И тогда вместо сна он принялся гулять. Он ходил, когда весь остальной городок засыпал, по улицам и перекресткам, пробирался мимо людских скопищ, впавших в сонное забвение, и тишина служила ему наркотиком, успокаивала встревоженную душу, помогала мыслям выбраться из лабиринта. Он шел в парк, где Маргарет любила сидеть перед эстрадой для оркестра и смотреть, как играют дети. Затем он шел к скамье, что стояла у пруда, и смотрел на высокие прямые стебли камышей, на уток, теснившихся у берега и сонно ковырявшихся в оперении. Он выбирал те же маршруты, которыми она ходила по магазинам, повторял ее путь по Хай-стрит. Он проходил мимо манекенов в витринах, залитых золотистой подсветкой, мимо прохладных серебряных подносов торговцев рыбой, на которых сейчас ничего не было, кроме фальшивых стебельков петрушки. Он прислушивался к собственным шагам на безлюдных улицах, доходил до библиотеки, поворачивал назад, шел мимо рынка и дальше – к каналу. Он знал, что Маргарет любила сидеть неподалеку от прогулочной тропы, что тянулась вдоль берега, и съедать там ленч. Днем там то и дело мелькали люди – занимались пробежками, выгуливали собак, ездили на велосипедах. Были прохожие, нагруженные сумками, они запасались продуктами в городе и каждый вечер поедали эти продукты за ужином, и Маргарет смеялась и рассказывала ему о них разные смешные истории. Но в темноте все выглядело иначе. Ясени склоняли ветви к воде, пытаясь разглядеть свое отражение, вода в канале тянулась широкой чернильной лентой, и полоса эта казалась бесконечной. Ночь изменяла пейзаж, он становился неопределенным и неузнаваемым, как чужая страна.

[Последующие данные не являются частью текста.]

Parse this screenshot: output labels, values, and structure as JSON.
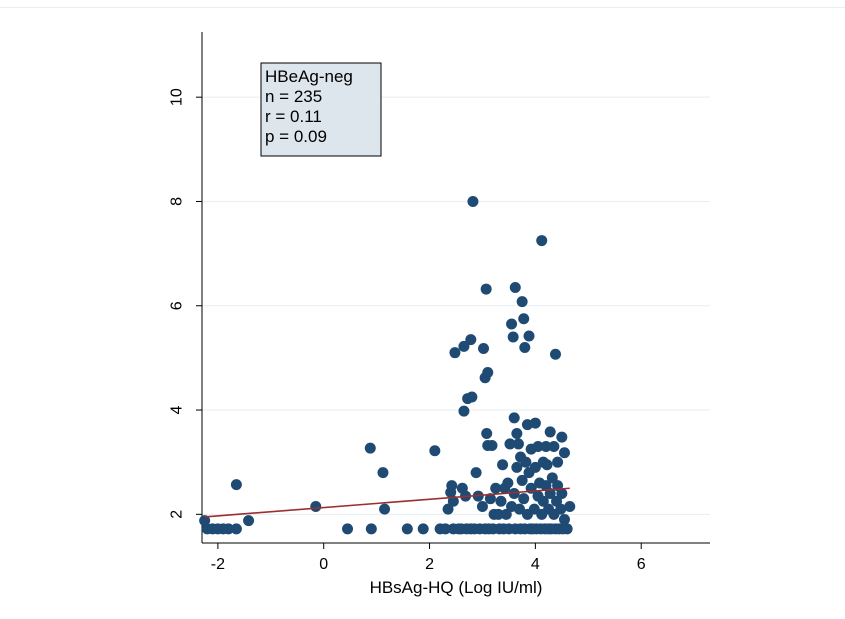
{
  "chart_data": {
    "type": "scatter",
    "title": "",
    "xlabel": "HBsAg-HQ (Log IU/ml)",
    "ylabel": "",
    "xlim": [
      -2.3,
      7.3
    ],
    "ylim": [
      1.45,
      11.25
    ],
    "x_ticks": [
      -2,
      0,
      2,
      4,
      6
    ],
    "y_ticks": [
      2,
      4,
      6,
      8,
      10
    ],
    "grid": "horizontal",
    "legend": "none",
    "annotation": {
      "lines": [
        "HBeAg-neg",
        "n = 235",
        "r = 0.11",
        "p = 0.09"
      ],
      "placement": "top-left"
    },
    "colors": {
      "marker": "#1f4a73",
      "fit_line": "#9b2f2f",
      "grid": "#e6eef3",
      "annotation_bg": "#dde6ec"
    },
    "series": [
      {
        "kind": "points",
        "points": [
          [
            -2.25,
            1.88
          ],
          [
            -2.2,
            1.72
          ],
          [
            -2.1,
            1.72
          ],
          [
            -2.0,
            1.72
          ],
          [
            -1.9,
            1.72
          ],
          [
            -1.8,
            1.72
          ],
          [
            -1.65,
            1.72
          ],
          [
            -1.65,
            2.57
          ],
          [
            -1.42,
            1.88
          ],
          [
            -0.15,
            2.15
          ],
          [
            0.45,
            1.72
          ],
          [
            0.88,
            3.27
          ],
          [
            0.9,
            1.72
          ],
          [
            1.12,
            2.8
          ],
          [
            1.15,
            2.1
          ],
          [
            1.58,
            1.72
          ],
          [
            1.88,
            1.72
          ],
          [
            2.1,
            3.22
          ],
          [
            2.2,
            1.72
          ],
          [
            2.3,
            1.72
          ],
          [
            2.35,
            2.1
          ],
          [
            2.4,
            2.42
          ],
          [
            2.42,
            2.55
          ],
          [
            2.45,
            1.72
          ],
          [
            2.45,
            2.25
          ],
          [
            2.48,
            5.1
          ],
          [
            2.55,
            1.72
          ],
          [
            2.6,
            1.72
          ],
          [
            2.62,
            2.5
          ],
          [
            2.65,
            5.22
          ],
          [
            2.65,
            3.98
          ],
          [
            2.68,
            2.35
          ],
          [
            2.7,
            1.72
          ],
          [
            2.72,
            4.22
          ],
          [
            2.78,
            1.72
          ],
          [
            2.78,
            5.35
          ],
          [
            2.8,
            4.25
          ],
          [
            2.82,
            8.0
          ],
          [
            2.85,
            1.72
          ],
          [
            2.88,
            2.8
          ],
          [
            2.92,
            2.35
          ],
          [
            2.95,
            1.72
          ],
          [
            3.0,
            2.15
          ],
          [
            3.02,
            5.18
          ],
          [
            3.05,
            1.72
          ],
          [
            3.05,
            4.62
          ],
          [
            3.07,
            6.32
          ],
          [
            3.08,
            3.55
          ],
          [
            3.1,
            4.72
          ],
          [
            3.1,
            3.32
          ],
          [
            3.12,
            1.72
          ],
          [
            3.15,
            2.3
          ],
          [
            3.18,
            3.32
          ],
          [
            3.2,
            1.72
          ],
          [
            3.22,
            2.0
          ],
          [
            3.25,
            2.5
          ],
          [
            3.3,
            2.0
          ],
          [
            3.32,
            1.72
          ],
          [
            3.35,
            2.25
          ],
          [
            3.38,
            2.95
          ],
          [
            3.4,
            1.72
          ],
          [
            3.42,
            2.5
          ],
          [
            3.45,
            2.0
          ],
          [
            3.48,
            2.6
          ],
          [
            3.5,
            1.72
          ],
          [
            3.52,
            3.35
          ],
          [
            3.55,
            2.15
          ],
          [
            3.55,
            5.65
          ],
          [
            3.58,
            5.4
          ],
          [
            3.6,
            3.85
          ],
          [
            3.6,
            2.4
          ],
          [
            3.62,
            6.35
          ],
          [
            3.62,
            1.72
          ],
          [
            3.65,
            2.9
          ],
          [
            3.65,
            3.55
          ],
          [
            3.68,
            3.35
          ],
          [
            3.7,
            2.1
          ],
          [
            3.72,
            1.72
          ],
          [
            3.72,
            3.1
          ],
          [
            3.75,
            6.08
          ],
          [
            3.75,
            2.65
          ],
          [
            3.78,
            5.75
          ],
          [
            3.78,
            2.3
          ],
          [
            3.8,
            5.2
          ],
          [
            3.8,
            1.72
          ],
          [
            3.82,
            3.0
          ],
          [
            3.85,
            2.0
          ],
          [
            3.85,
            3.72
          ],
          [
            3.88,
            5.42
          ],
          [
            3.88,
            2.8
          ],
          [
            3.9,
            1.72
          ],
          [
            3.92,
            3.25
          ],
          [
            3.92,
            2.5
          ],
          [
            3.95,
            1.72
          ],
          [
            3.98,
            2.1
          ],
          [
            4.0,
            2.9
          ],
          [
            4.0,
            3.75
          ],
          [
            4.02,
            1.72
          ],
          [
            4.05,
            2.35
          ],
          [
            4.05,
            3.3
          ],
          [
            4.08,
            2.6
          ],
          [
            4.1,
            1.72
          ],
          [
            4.12,
            2.0
          ],
          [
            4.12,
            7.25
          ],
          [
            4.15,
            3.0
          ],
          [
            4.15,
            2.25
          ],
          [
            4.18,
            1.72
          ],
          [
            4.2,
            2.55
          ],
          [
            4.2,
            3.3
          ],
          [
            4.22,
            2.95
          ],
          [
            4.25,
            1.72
          ],
          [
            4.25,
            2.1
          ],
          [
            4.28,
            3.58
          ],
          [
            4.28,
            2.4
          ],
          [
            4.3,
            1.72
          ],
          [
            4.32,
            2.7
          ],
          [
            4.35,
            2.0
          ],
          [
            4.35,
            3.3
          ],
          [
            4.38,
            5.07
          ],
          [
            4.38,
            1.72
          ],
          [
            4.4,
            2.25
          ],
          [
            4.42,
            3.0
          ],
          [
            4.42,
            2.55
          ],
          [
            4.45,
            1.72
          ],
          [
            4.48,
            2.1
          ],
          [
            4.5,
            3.48
          ],
          [
            4.5,
            2.4
          ],
          [
            4.52,
            1.72
          ],
          [
            4.55,
            3.18
          ],
          [
            4.55,
            1.9
          ],
          [
            4.6,
            1.72
          ],
          [
            4.65,
            2.15
          ]
        ]
      },
      {
        "kind": "fit_line",
        "from": [
          -2.25,
          1.95
        ],
        "to": [
          4.65,
          2.5
        ]
      }
    ]
  }
}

Проходя ее маршрутами по городским улицам, он разговаривал, точно жена шла рядом с ним. Перед тем, как Маргарет исчезла, он ни разу не сказал ей «люблю тебя». Почему-то эти словно неуверенные в себе слова робели и отказывались выходить из гортани. Вместо того, чтобы произнести «люблю тебя», он говорил: «Ты смотри там, поосторожнее» или: «Когда вернешься?» Вместо того, чтобы сказать «люблю тебя», он клал ее зонтик у подножья лестницы, чтоб она не забыла его захватить, а зимой выкладывал перчатки на стул у двери – тоже для того, чтоб она не забыла надеть их перед уходом. Вплоть до ее исчезновения то были единственные известные ему способы объяснения в любви, но после он вдруг обнаружил, что запас этих слов поистине неисчерпаем. Они срывались у него с языка в полной тишине, уверенно и естественно. Они эхом отдавались под мостом через канал и проносились по прогулочной дорожке. Они вальсировали вокруг эстрады для оркестра и гнались следом за ним по тротуарам. И Джону казалось, что, если произносить эти слова достаточно часто, она непременно услышит их, и если он продолжит идти дальше, они непременно встретятся. Согласно статистике, надо было пройти великое множество шагов, прежде чем вновь найти кого-то.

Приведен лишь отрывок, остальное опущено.